Neue Ausstellung in der Düsseldorfer Kunsthalle Einfach nur schauen, staunen, träumen

Düsseldorf · Mit „Only Lovers Left“ stellen Margarete Jakschik und Friedrich Kunath in der Düsseldorfer Kunsthalle erstmals gemeinsam aus.

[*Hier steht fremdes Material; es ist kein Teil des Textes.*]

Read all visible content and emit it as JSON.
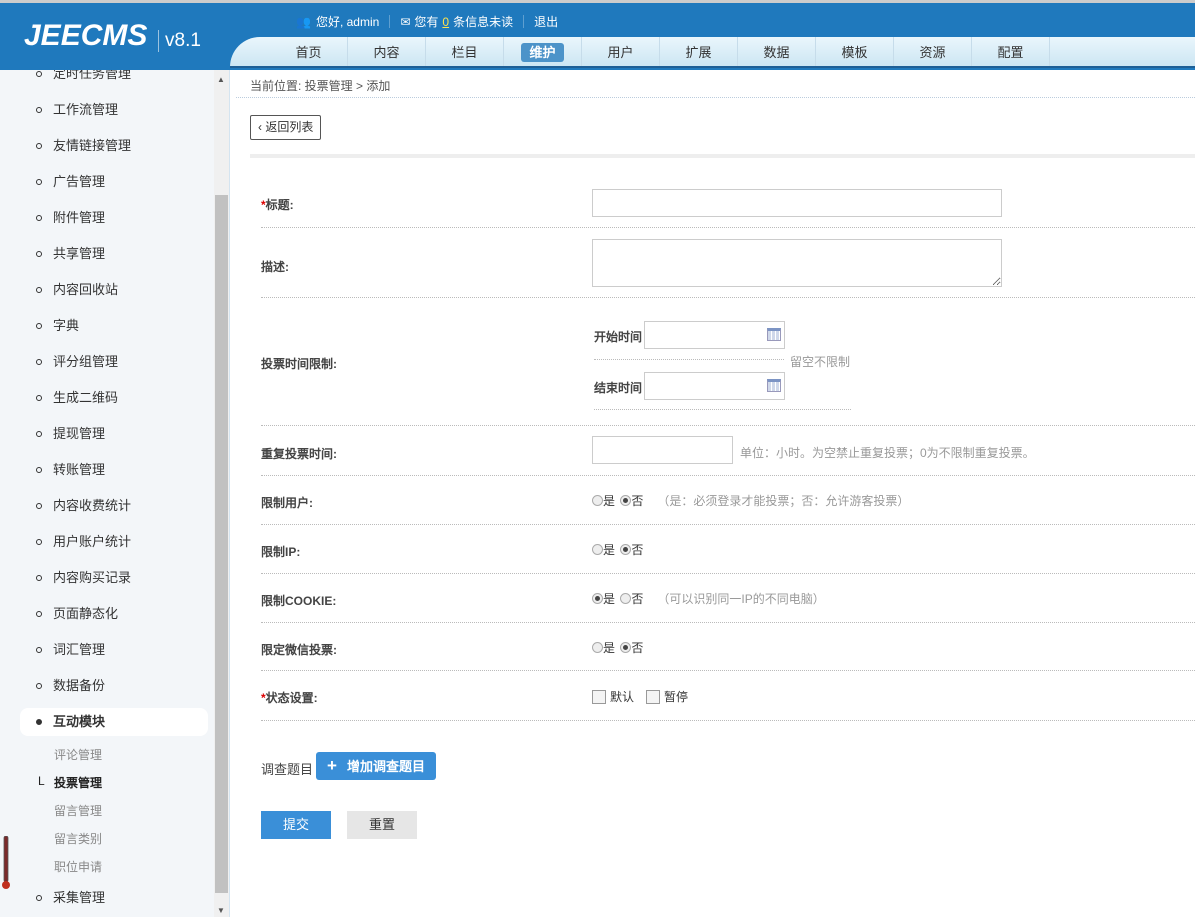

Margarete Jakschik und Friedrich Kunath in ihrer Ausstellung.

Foto: Katja Illner

Einsam parkt ein Paar Sneakers auf der leeren Fläche. Aus jedem Schuh ragt ein drahtiger Schnürsenkel. Hebt man den Blick, erfasst er weitere Gebilde aus Draht, geformt wie Vogelschwingen. Sie fliegen himmelwärts, weit hinaus über die Empore der Kunsthalle. Bis hin zu einer farbkräftigen Wand in dem nach oben offenen Ausstellungsraum im Parterre. Auf beiden Ebenen breiten sich die Werke von Margarete Jakschik und Friedrich Kunath aus. Sie eine Fotografin, die ausschließlich analog arbeitet und sich der „Poesie des Alltäglichen“ verschrieben hat. Er ein Maler, dessen künstlerisches Spektrum auch Skulpturen, Filme und Installationen umfasst.

Das Paar lebt in Los Angeles und arbeitet in einem Atelier mit separaten Bereichen. „Only Lovers Left“ ist die erste gemeinsame Ausstellung von Jakschik und Kunath. So wie in der Kunsthalle oben und unten verschmelzen, ist auch die Schau gestaltet. Malerei und Fotografie verschränken sich aufs Feinste, oft verdeutlicht sich das Sujet erst beim genauen Hinschauen.

„Das Konzept hat sich bei der Vorbereitung organisch entwickelt, es lässt sich nicht trennen“, sagt Friedrich Kunath, „für mich ist unsere künstlerische Vereinigung ein Gewinn. In einer Beziehung herrscht nicht immer Gleichklang, es gibt glückliche und traurige Momente. Diese Dinge bedürfen der Überschneidung.“ Die Vorlieben ihrer elfjährigen Tochter hatten einen nicht unmaßgeblichen Einfluss auf die Raumgestaltung im Erdgeschoss, erzählt das Paar.

Die bunte Wand heißt bei ihnen mittlerweile Taylor-Swift-Wand, weil sie vom Plattencover „Lover“ inspiriert ist. „Das Kinderzimmer wandelt sich allmählich zum Teenagerzimmer“, sagt Kunath, „ich liebe jegliche Art von Übergängen.“

Was für ein Vergnügen, sich mittendrin aufzuhalten und ein Detail ums andere in sich aufzunehmen. Das lappige Tennisnetz auf dem grünen Rasenteppich, den man betreten, aber nichts anfassen darf. Den riesigen „I love melancholy“-Button. Surreale Elemente wie den überdimensionierten Slipper mit aufgesetztem Spiegelei. Und doppeldeutig-witzige wie die Aufschrift „I need a break“ auf einem Tennisball. Drumherum Bilder, in denen man sich verliert. Ein Ort zum Schauen, zum Staunen, zum Träumen.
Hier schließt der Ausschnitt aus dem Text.